Diagnosed today….feel as if someone has died!
Just need to get this out there….dont need any replies I just need to type.
So we have been TTC for around about 18 months (I dont really count the first few) after being on pill for nearly 15 years. Nothing was happening despite reading every bit of info about getting the timing right.
Anyway we got referred early by our GP as I could prove that we had timed it right (charting etc) and have been for a boat load of tests from about Christmas 2014.
Today we have been told that my husband has a sperm count of zero….so no matter what we do we are never going to get pregnant naturally. There are a lot of reasons why this could be, and we can possibly get some sperm surgically but only if that is successful could we try IVF.

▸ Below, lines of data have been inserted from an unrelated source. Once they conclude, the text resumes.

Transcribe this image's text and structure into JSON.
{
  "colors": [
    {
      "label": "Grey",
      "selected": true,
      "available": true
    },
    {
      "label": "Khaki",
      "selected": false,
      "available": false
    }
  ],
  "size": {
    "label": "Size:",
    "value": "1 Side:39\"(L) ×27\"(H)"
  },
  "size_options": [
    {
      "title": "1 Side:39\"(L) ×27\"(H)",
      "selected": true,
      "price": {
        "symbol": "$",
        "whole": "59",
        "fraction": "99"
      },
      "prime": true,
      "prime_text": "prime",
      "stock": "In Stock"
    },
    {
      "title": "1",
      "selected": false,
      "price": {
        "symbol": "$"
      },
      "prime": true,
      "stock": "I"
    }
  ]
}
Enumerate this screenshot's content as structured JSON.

I went to today's appointment thinking that the worst case scenario would be IVF….but we might not even get that far. I am so disappointed and also disappointed in myself, as I feel as though I am being disloyal to my husband by wanting to change our circumstances by having a baby….I mean our lives are pretty great right now, we are healthy (other than azoospermia!) and have a lovely home and good jobs, and great friends and family. How can I wish for anything more?

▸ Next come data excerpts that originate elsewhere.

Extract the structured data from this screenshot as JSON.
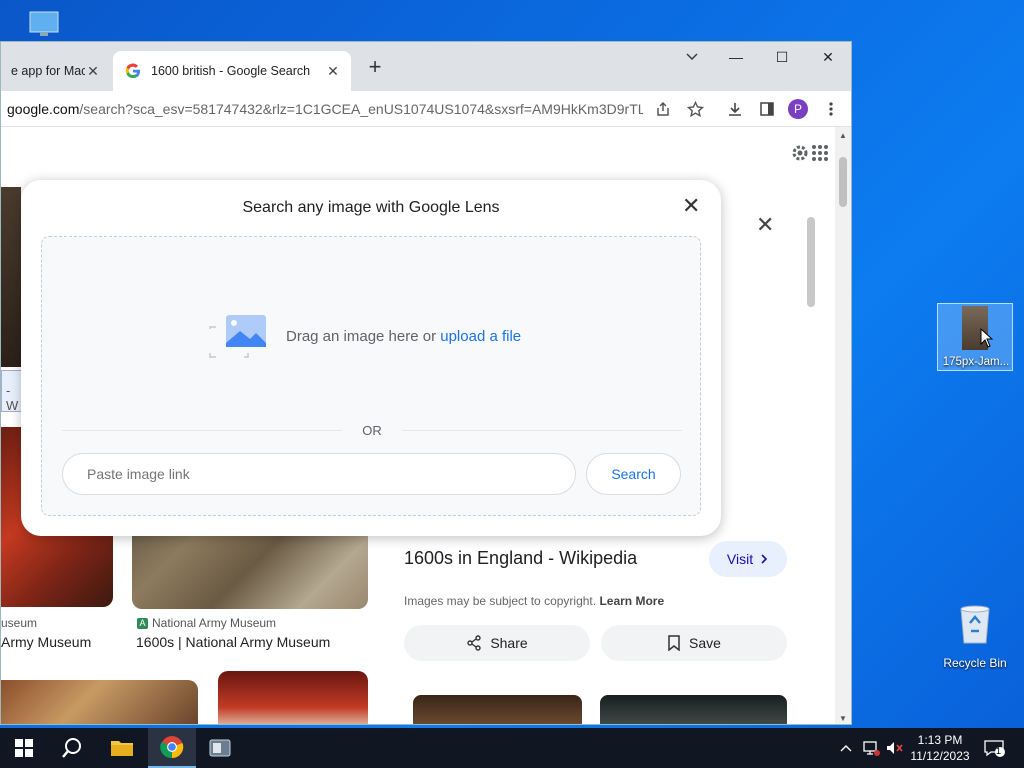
{
  "browser": {
    "tabs": [
      {
        "title": "e app for Mac",
        "active": false
      },
      {
        "title": "1600 british - Google Search",
        "active": true
      }
    ],
    "url_host": "google.com",
    "url_path": "/search?sca_esv=581747432&rlz=1C1GCEA_enUS1074US1074&sxsrf=AM9HkKm3D9rTL6...",
    "profile_initial": "P",
    "accent": "#7b3fc1"
  },
  "lens_dialog": {
    "title": "Search any image with Google Lens",
    "drag_text": "Drag an image here or ",
    "upload_link": "upload a file",
    "or_label": "OR",
    "link_placeholder": "Paste image link",
    "search_button": "Search"
  },
  "results": {
    "left_label": "- W",
    "left_source": "useum",
    "left_title": "Army Museum",
    "mid_source": "National Army Museum",
    "mid_badge": "A",
    "mid_title": "1600s | National Army Museum"
  },
  "side_panel": {
    "title": "1600s in England - Wikipedia",
    "visit": "Visit",
    "copyright": "Images may be subject to copyright.",
    "learn_more": "Learn More",
    "share": "Share",
    "save": "Save"
  },
  "desktop": {
    "file_label": "175px-Jam...",
    "recycle_label": "Recycle Bin"
  },
  "taskbar": {
    "time": "1:13 PM",
    "date": "11/12/2023",
    "notification_count": "1"
  }
}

Whats worse is that my sister in law just told us she was pregnant yet none of our family know we have been for this appointment today….and I just can't bring myself to tell any of them. But its not fair to just avoid my sister in law at this happy time. I am hoping that by the weekend I will feel better about it.
The plus points for us are
- I am fine and have very good ovarian reserve and am young (ish - 32)
-I no longer need to wonder every month and deal with the disappointment….i know i wont be!
-the consultant we met today was lovely and has sent for more tests and analysis to check reason for zero sperm….then she can judge if surgical sperm retrieval is a likely to succeed.
-once we get there, there is no wait for IVF.
-my husband is being wonderful….considering I had to talk him into TTC in the first place and looks as if he is prepared to do this for me.